Pakistan reintroduces the death penalty "for all crimes"
Seven year moratorium over-turned. Recently, the government had resumed executions for crimes related to terrorism. Interior Ministry gives provincial governments indications to "proceed" with executions. Human rights activists: shameful race to the scaffold that does not solve the problems of security and public order.

Islamabad (AsiaNews / Agencies) - The Pakistani government has over-turned the moratorium on the death penalty in all cases in which the death sentence was imposed, resuming executions for crimes related to terrorism.

Islamabad's decision to resume executions came in the aftermath of the Taliban attack on the military school in Peshawar, a brutal episode that caused the death of nearly 150 students and teachers.

The Interior Ministry  has given indication provincial governments indications to "proceed with the hanging" of inmates whose trials have reached conclusion, rejecting all requests for appeal or clemency.

Today there are at least 8 thousand prisoners awaiting judgment on death row in the South Asian nation  after a moratorium lasted at least seven years. Of these about one thousand have seen their request for clemency rejected by the President, the last step before the execution of their sentence.

Since last December, when executions resumed, Pakistan has hanged 24 people, three of which had not been convicted of terrorism.

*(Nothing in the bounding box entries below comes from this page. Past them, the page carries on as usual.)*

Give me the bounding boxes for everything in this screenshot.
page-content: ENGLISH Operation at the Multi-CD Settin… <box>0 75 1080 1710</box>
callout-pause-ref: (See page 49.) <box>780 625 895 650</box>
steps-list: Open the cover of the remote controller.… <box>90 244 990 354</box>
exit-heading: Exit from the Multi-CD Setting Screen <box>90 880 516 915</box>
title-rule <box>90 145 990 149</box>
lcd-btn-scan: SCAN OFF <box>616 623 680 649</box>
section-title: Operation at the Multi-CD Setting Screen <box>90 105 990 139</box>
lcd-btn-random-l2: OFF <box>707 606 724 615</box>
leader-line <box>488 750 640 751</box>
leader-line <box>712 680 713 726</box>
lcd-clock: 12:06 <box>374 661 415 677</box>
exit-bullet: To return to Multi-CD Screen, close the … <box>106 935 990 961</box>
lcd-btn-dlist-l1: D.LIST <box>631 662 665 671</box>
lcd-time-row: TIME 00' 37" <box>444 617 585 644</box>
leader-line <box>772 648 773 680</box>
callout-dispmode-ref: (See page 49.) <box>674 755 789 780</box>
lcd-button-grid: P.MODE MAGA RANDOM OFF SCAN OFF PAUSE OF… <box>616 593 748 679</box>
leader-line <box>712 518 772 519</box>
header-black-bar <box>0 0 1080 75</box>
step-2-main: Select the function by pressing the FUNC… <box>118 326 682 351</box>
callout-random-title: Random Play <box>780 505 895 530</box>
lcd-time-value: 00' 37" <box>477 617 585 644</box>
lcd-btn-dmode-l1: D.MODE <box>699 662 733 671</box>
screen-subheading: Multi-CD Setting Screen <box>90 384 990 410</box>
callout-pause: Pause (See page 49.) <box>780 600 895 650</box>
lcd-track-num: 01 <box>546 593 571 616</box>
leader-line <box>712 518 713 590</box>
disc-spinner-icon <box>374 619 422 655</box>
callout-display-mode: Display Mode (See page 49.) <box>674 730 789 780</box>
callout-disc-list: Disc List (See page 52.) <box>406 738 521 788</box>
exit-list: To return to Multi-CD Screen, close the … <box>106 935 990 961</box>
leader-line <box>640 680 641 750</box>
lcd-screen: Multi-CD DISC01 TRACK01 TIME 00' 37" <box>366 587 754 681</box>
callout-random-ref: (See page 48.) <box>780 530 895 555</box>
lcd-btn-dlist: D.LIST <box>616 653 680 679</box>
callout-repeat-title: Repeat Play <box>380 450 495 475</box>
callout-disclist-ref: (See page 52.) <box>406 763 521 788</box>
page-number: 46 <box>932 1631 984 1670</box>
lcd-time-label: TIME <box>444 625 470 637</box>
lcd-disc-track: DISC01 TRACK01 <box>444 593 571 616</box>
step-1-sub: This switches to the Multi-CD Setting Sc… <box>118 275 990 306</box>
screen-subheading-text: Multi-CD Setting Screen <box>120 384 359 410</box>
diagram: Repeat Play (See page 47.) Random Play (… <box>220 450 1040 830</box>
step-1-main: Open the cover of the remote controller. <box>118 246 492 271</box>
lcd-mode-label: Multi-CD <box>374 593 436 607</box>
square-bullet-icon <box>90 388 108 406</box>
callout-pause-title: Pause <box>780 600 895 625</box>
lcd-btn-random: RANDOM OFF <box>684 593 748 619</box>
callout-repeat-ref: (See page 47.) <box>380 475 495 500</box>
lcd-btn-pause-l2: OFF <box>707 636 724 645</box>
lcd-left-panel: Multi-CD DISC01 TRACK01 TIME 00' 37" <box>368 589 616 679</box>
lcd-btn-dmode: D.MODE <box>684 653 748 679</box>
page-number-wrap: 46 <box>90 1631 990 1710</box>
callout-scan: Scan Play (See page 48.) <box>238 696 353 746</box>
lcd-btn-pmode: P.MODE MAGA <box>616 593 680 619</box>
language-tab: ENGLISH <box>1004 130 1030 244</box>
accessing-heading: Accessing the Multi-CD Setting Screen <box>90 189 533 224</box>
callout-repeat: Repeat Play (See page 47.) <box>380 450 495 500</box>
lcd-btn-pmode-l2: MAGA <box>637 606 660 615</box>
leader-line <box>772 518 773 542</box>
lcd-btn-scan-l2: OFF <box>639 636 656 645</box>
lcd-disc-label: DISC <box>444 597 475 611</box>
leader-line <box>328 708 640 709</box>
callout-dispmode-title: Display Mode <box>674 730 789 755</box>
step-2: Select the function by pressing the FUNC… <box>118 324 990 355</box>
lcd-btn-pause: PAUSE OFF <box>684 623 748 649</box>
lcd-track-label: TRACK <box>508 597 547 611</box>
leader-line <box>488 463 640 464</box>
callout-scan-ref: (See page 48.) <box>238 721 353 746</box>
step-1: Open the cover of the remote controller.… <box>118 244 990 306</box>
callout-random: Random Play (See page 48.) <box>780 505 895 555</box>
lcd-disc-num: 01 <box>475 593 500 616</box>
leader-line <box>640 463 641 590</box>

Activists and human rights organizations speak of a "shameful race to the gallows" initiated by Islamabad, which "will not solve the problems of security and public order" that plague long Pakistan.

Among the thousands of people held on death row there are several women and, among these, even the Christian mother Asia Bibi, sentenced to death for blasphemy, whose story has raised outrage and international mobilization.

Last year, the UN secretary general Ban Ki-moon appealed to the Pakistani government to reintroduce the moratorium on the death penalty, which is also provided for the crimes of adultery, apostasy and blasphemy according to the dictates of sharia, Islamic law . Activist groups point the finger at the Pakistani judicial system, full of sham trials, police torture to extract confessions and an absence of the right of defense.